COVID-Net MLSys: Designing COVID-Net for the Clinical Workflow
This work addresses the challenge of deploying AI tools in real-world clinical settings for COVID-19 patient management, though it is incremental as it builds on existing methods with a focus on workflow integration.
The study tackled the problem of integrating machine learning models into clinical workflows for COVID-19 screening by designing the COVID-Net system, which includes datasets and deep neural networks for detection and severity scoring, achieving state-of-the-art performance and integration into a user interface for clinical decision support.

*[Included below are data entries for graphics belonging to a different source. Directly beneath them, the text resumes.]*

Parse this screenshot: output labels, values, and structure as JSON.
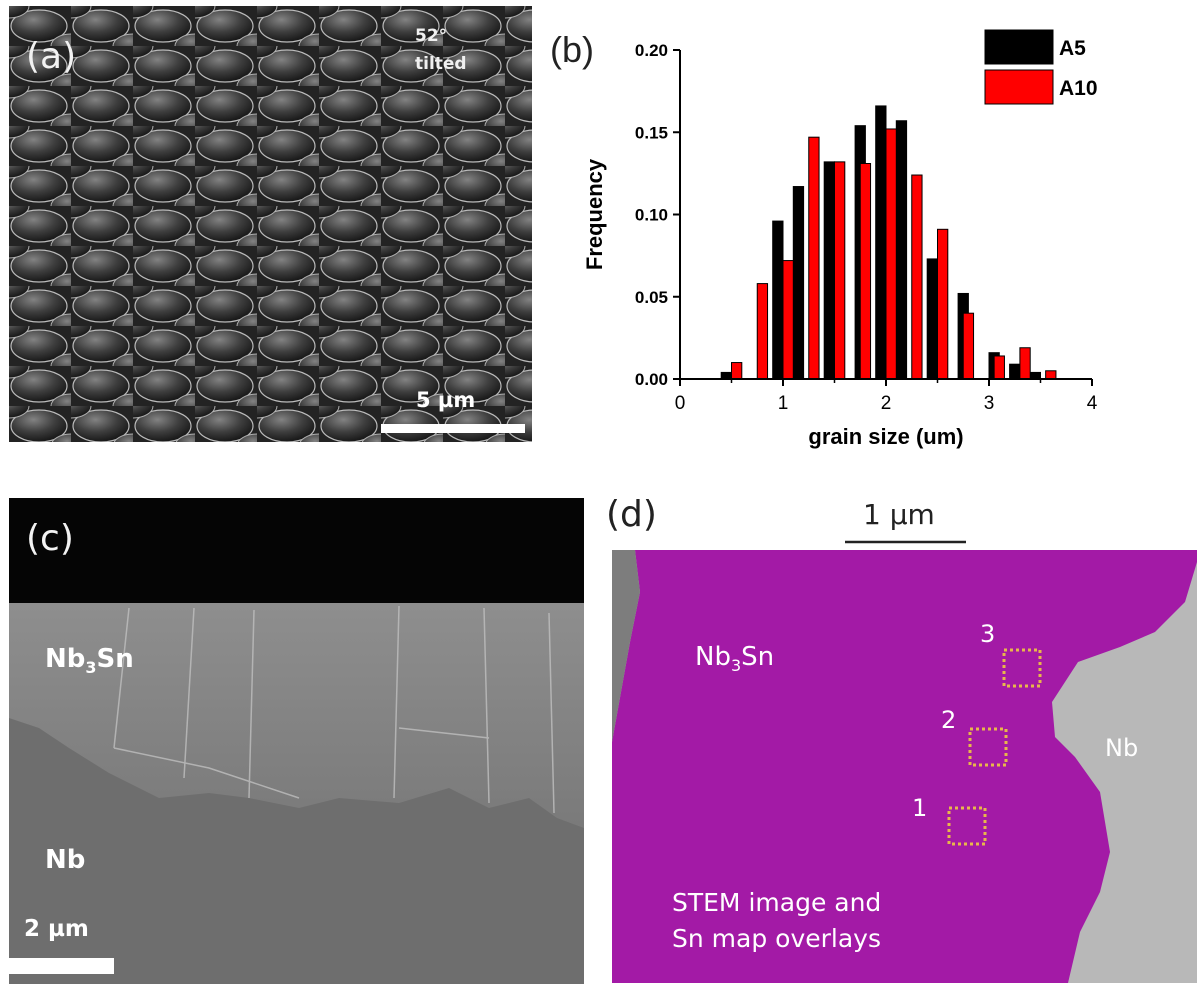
{
  "panels": {
    "a": {
      "label": "(a)",
      "tilt_line1": "52°",
      "tilt_line2": "tilted",
      "scale_label": "5 µm"
    },
    "c": {
      "label": "(c)",
      "layer_top_prefix": "Nb",
      "layer_top_sub": "3",
      "layer_top_suffix": "Sn",
      "layer_bottom": "Nb",
      "scale_label": "2 µm"
    },
    "d": {
      "label": "(d)",
      "scale_label": "1 µm",
      "phase_prefix": "Nb",
      "phase_sub": "3",
      "phase_suffix": "Sn",
      "substrate": "Nb",
      "markers": [
        "3",
        "2",
        "1"
      ],
      "caption_line1": "STEM image and",
      "caption_line2": "Sn map overlays",
      "colors": {
        "sn_map": "#a31aa6",
        "nb_region": "#b8b8b8",
        "marker_box": "#e8b84a"
      }
    }
  },
  "chart_data": {
    "panel_label": "(b)",
    "type": "bar",
    "xlabel": "grain size (um)",
    "ylabel": "Frequency",
    "xlim": [
      0,
      4
    ],
    "ylim": [
      0,
      0.2
    ],
    "xticks": [
      "0",
      "1",
      "2",
      "3",
      "4"
    ],
    "yticks": [
      "0.00",
      "0.05",
      "0.10",
      "0.15",
      "0.20"
    ],
    "bin_width": 0.1,
    "legend_position": "top-right",
    "series": [
      {
        "name": "A5",
        "color": "#000000",
        "x": [
          0.45,
          0.65,
          0.95,
          1.15,
          1.45,
          1.75,
          1.95,
          2.15,
          2.45,
          2.75,
          3.05,
          3.25,
          3.45
        ],
        "values": [
          0.004,
          0.0,
          0.096,
          0.117,
          0.132,
          0.154,
          0.166,
          0.157,
          0.073,
          0.052,
          0.016,
          0.009,
          0.004
        ]
      },
      {
        "name": "A10",
        "color": "#ff0000",
        "x": [
          0.55,
          0.8,
          1.05,
          1.3,
          1.55,
          1.8,
          2.05,
          2.3,
          2.55,
          2.8,
          3.1,
          3.35,
          3.6
        ],
        "values": [
          0.01,
          0.058,
          0.072,
          0.147,
          0.132,
          0.131,
          0.152,
          0.124,
          0.091,
          0.04,
          0.014,
          0.019,
          0.005
        ]
      }
    ]
  }
}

As the COVID-19 pandemic continues to devastate globally, one promising field of research is machine learning-driven computer vision to streamline various parts of the COVID-19 clinical workflow. These machine learning methods are typically stand-alone models designed without consideration for the integration necessary for real-world application workflows. In this study, we take a machine learning and systems (MLSys) perspective to design a system for COVID-19 patient screening with the clinical workflow in mind. The COVID-Net system is comprised of the continuously evolving COVIDx dataset, COVID-Net deep neural network for COVID-19 patient detection, and COVID-Net S deep neural networks for disease severity scoring for COVID-19 positive patient cases. The deep neural networks within the COVID-Net system possess state-of-the-art performance, and are designed to be integrated within a user interface (UI) for clinical decision support with automatic report generation to assist clinicians in their treatment decisions.